João Lima
Foi o bairro da Ajuda que o viu nascer e crescer. Rodeado de música e de livros, foi lá que se fez fadista sem saber. Hoje, Ricardo Ribeiro é um nome incontornável do fado, mesmo que o seu último trabalho – Respeitosa Mente – seja um disco que não é de fados, como gosta de sublinhar. Mas é esse destino que lhe corre nas veias e lhe eleva a voz sempre que decide cantar a vida em forma de poesia. Para isso teve de encarar a sua e tudo o que já viveu. Marcado por uma infância exigente – foi-lhe difícil superar a separação dos pais –, passou por uma tentativa de suicídio na adolescência e por uma depressão em adulto, pelo que carrega consigo a luz e a sombra de quem tem lutado para fazer as pazes com o passado. Neste caminho, Ricardo Ribeiro soube olhar para dentro e transformar-se também por fora: depois de um combate contra o excesso de peso, perdeu 50 quilos e tem hoje um olhar diferente perante a vida. O que nunca muda é o amor. Aquele que vive e aquele que dá, na mesma medida, seja à namorada, seja à filha, Carolina, de 14 anos.
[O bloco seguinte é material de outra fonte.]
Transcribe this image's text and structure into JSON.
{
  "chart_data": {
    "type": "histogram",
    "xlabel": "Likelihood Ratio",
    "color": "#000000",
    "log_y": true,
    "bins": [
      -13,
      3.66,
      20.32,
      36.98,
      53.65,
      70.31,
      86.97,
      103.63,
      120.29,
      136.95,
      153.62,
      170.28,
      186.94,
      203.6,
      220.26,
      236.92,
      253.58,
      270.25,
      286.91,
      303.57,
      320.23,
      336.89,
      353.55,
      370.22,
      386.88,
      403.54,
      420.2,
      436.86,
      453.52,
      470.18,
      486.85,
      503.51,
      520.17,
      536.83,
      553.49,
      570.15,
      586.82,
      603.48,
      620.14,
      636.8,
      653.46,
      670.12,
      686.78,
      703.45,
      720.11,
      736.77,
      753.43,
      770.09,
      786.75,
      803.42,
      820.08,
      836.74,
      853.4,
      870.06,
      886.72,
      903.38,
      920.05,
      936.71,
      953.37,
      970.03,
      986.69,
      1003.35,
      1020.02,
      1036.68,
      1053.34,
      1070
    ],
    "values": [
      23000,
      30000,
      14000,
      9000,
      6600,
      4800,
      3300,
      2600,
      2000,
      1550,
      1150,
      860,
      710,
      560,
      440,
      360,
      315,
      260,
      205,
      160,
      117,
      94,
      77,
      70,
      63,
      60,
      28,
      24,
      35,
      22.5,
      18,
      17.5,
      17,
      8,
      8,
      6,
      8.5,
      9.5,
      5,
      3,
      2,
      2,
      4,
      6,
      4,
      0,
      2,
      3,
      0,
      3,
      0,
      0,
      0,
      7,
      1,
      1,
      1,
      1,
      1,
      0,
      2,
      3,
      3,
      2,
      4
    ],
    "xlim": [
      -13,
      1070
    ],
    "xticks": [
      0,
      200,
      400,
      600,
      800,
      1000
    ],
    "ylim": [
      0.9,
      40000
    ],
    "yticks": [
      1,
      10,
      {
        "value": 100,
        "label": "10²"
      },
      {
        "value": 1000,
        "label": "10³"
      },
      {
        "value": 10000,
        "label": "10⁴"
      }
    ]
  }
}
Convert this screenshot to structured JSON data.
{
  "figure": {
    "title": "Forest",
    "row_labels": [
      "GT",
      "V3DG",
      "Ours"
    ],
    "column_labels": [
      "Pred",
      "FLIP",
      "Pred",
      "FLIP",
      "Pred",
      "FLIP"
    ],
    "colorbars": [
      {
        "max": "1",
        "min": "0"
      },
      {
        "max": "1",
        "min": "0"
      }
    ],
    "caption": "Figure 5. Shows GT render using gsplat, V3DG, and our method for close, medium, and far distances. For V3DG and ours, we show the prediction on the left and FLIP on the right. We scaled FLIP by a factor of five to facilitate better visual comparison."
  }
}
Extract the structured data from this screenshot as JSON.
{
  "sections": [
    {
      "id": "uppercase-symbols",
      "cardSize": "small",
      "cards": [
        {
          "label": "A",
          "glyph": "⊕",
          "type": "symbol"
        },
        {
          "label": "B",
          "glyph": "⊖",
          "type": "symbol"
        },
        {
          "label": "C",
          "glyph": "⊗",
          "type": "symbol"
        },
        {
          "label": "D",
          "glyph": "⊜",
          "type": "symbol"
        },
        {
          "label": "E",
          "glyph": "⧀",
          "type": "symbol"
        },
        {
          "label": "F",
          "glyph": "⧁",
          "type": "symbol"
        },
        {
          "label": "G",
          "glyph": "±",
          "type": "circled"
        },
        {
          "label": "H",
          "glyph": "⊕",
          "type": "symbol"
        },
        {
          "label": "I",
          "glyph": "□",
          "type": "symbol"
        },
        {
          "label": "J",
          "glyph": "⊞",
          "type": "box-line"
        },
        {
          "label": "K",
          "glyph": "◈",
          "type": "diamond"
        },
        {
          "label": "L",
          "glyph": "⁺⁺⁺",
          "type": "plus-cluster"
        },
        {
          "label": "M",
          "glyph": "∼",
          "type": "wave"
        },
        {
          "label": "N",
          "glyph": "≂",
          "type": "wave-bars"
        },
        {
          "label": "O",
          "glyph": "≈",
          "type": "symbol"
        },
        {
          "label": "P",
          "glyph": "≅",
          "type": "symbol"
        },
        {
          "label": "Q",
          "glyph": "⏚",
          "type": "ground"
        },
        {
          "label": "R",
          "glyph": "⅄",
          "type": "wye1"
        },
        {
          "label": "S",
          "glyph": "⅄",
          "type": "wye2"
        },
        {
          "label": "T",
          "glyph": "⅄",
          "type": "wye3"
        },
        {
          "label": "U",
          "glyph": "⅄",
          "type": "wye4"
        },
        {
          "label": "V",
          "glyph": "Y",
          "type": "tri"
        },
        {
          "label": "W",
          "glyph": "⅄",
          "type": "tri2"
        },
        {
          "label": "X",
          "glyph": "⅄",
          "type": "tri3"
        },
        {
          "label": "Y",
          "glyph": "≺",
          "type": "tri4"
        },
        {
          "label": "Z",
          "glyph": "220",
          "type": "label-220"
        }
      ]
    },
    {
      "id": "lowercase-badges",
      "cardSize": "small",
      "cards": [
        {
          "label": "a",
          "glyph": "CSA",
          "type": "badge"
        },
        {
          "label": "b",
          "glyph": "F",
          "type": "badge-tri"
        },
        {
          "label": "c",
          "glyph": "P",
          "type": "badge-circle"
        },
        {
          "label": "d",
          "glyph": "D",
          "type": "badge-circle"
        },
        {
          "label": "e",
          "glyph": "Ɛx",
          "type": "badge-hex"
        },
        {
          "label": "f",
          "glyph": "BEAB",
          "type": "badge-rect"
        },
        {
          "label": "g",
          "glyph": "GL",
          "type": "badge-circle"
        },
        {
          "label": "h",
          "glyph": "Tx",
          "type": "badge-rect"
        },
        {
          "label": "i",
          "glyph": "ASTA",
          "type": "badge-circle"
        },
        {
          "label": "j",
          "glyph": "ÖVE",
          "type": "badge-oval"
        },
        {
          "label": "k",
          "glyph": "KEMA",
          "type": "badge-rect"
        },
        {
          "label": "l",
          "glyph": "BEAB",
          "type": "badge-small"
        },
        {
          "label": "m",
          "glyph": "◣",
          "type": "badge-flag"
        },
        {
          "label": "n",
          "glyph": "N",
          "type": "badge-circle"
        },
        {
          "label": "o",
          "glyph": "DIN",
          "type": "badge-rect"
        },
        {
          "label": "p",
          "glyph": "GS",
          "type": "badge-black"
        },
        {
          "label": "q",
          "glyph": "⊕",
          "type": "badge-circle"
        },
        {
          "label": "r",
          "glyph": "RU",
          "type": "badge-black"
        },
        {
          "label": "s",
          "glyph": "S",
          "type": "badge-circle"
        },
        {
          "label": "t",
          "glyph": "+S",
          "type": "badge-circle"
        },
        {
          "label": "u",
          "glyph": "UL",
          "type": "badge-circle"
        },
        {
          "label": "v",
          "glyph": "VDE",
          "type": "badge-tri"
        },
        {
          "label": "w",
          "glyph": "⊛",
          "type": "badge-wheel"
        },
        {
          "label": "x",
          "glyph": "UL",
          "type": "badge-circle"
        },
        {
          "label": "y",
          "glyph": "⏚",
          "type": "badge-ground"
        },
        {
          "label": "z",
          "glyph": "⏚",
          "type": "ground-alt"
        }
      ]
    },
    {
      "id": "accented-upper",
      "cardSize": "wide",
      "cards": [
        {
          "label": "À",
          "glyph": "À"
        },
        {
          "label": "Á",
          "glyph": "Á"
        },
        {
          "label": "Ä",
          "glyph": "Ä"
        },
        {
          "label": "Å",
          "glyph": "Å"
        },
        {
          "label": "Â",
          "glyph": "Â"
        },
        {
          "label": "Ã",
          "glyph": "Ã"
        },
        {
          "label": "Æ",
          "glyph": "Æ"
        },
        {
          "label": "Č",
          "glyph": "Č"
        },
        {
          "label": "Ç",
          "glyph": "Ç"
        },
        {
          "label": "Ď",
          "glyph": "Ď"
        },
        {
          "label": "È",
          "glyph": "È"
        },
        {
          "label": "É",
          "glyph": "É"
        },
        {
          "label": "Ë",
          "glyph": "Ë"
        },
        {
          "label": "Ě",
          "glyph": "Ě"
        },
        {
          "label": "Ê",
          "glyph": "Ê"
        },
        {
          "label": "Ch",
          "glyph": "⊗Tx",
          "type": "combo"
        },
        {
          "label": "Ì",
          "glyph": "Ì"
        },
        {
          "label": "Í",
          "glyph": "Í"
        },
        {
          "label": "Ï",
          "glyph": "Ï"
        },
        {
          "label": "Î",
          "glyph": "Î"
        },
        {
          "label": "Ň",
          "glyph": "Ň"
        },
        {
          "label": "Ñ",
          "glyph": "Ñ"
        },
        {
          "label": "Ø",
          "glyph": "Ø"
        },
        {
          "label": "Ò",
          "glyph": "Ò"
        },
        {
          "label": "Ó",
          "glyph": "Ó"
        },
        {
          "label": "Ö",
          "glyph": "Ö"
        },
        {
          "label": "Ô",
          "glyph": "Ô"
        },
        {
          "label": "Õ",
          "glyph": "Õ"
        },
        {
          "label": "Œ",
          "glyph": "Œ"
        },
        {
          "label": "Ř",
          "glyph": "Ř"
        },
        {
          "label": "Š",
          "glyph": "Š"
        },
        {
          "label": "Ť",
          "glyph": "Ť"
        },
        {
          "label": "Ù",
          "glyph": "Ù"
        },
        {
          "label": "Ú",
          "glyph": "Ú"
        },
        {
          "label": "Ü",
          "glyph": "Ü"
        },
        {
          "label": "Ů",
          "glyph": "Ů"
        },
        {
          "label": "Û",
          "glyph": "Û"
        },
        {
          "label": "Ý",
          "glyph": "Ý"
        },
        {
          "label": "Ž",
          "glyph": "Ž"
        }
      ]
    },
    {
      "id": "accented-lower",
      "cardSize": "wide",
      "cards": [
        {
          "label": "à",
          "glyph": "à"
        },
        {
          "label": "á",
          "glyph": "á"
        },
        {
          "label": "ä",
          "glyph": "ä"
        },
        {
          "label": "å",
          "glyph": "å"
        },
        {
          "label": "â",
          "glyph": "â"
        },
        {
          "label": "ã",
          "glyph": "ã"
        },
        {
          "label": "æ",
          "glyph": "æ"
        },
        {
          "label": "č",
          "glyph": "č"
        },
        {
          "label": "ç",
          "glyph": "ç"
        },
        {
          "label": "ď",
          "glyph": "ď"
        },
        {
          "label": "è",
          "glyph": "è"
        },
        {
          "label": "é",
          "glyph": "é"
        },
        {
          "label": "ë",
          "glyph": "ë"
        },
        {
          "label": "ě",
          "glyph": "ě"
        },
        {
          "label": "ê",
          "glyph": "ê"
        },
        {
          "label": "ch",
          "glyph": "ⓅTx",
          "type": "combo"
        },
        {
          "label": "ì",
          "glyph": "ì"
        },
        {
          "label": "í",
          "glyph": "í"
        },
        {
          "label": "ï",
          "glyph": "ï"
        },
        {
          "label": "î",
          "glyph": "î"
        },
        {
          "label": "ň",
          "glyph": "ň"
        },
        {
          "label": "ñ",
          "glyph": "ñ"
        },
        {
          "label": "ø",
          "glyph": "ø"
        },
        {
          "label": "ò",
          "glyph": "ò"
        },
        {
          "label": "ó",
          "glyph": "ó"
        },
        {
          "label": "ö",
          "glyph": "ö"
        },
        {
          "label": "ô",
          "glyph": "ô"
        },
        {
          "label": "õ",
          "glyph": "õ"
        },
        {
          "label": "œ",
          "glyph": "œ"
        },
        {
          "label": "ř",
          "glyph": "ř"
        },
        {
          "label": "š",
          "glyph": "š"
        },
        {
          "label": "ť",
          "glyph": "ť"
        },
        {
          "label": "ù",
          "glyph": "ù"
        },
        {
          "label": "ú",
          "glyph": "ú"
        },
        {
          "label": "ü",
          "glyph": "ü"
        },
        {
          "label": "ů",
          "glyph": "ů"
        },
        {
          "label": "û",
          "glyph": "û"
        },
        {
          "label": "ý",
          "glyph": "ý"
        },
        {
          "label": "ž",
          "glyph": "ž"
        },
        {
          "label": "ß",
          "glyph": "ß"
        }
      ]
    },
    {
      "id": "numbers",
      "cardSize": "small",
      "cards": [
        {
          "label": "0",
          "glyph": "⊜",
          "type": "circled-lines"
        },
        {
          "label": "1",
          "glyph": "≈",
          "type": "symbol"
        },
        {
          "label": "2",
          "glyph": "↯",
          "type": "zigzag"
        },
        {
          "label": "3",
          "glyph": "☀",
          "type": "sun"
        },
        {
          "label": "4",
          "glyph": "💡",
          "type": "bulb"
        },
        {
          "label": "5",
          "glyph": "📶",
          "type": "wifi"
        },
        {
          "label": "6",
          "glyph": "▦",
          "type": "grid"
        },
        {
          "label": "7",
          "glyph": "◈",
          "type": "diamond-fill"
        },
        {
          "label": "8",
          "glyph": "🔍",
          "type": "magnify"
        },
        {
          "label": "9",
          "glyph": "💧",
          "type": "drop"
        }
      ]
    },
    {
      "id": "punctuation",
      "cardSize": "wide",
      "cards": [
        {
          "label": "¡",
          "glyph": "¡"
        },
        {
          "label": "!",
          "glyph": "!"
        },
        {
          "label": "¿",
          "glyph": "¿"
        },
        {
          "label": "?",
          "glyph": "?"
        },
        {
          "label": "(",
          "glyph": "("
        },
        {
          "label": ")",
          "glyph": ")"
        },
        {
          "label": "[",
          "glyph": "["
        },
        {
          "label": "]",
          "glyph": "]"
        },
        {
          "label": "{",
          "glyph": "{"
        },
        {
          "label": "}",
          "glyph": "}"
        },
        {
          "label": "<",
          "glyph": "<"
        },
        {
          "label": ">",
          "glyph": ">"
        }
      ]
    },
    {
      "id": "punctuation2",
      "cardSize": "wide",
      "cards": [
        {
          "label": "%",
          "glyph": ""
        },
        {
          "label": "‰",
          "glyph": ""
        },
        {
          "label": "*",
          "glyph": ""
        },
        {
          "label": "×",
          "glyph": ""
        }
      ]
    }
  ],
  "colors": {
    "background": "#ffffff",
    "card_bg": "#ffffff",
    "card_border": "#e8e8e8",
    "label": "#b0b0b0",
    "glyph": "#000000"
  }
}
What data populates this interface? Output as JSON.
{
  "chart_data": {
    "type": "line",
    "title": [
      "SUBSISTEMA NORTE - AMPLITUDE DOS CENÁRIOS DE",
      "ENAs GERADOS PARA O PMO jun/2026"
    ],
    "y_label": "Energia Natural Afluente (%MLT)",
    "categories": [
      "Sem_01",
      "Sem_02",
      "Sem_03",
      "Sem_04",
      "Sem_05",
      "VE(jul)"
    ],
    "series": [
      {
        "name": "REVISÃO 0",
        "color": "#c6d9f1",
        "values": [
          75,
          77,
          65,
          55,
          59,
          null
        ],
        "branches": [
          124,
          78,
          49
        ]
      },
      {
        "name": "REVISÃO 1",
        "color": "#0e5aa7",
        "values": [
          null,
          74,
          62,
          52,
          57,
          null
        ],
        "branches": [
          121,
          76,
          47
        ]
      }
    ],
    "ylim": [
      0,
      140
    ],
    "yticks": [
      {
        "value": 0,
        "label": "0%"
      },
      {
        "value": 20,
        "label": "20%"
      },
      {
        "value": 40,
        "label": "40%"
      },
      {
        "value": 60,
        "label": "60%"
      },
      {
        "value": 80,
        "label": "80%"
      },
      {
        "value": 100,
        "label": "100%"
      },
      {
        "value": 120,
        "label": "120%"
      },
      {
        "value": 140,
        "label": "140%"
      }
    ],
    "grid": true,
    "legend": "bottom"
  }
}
– Já fez muita coisa ao longo da vida, mas o fado claramente faz parte do seu destino. É nele que se cumpre?
Ricardo Ribeiro – Em traços gerais, sim, porque é ao fado que devo tudo. Devo a vida que tenho e devo, fundamentalmente, aquilo que sou ou que julgo que sou. O fado esteve sempre tão ligado a mim que é uma coisa quase sanguínea. Não há como dissociar esta expressão lisboeta da minha pessoa e, se calhar um dia destes, a minha pessoa desta expressão lisboeta.
– Sempre teve essa consciência?
– Não, porque há coisas que não têm a ver com consciência, têm a ver com a vida. E o fado é tão natural como a vida, é interior. Não preciso de ter consciência para cantar, só preciso de ter consciência da própria vida para lhe dar voz.
– Há um verso de António Ramos Rosa que diz: “Sou uma voz que nasceu na penumbra do vazio.” Identifica-se?
– Sim, de alguma forma. Não sei a que ponto é que ele se refere ao vazio… O mar pode ser o vazio, um amor também pode ser o vazio. Claro que o amor preenche uma série de coisas, porque o amor salva, transforma. A nossa maior virtude é a boa vontade, e o amor o que é senão a boa vontade para comigo e para com os outros? Mas na minha vida vou tendo intermitências do vazio.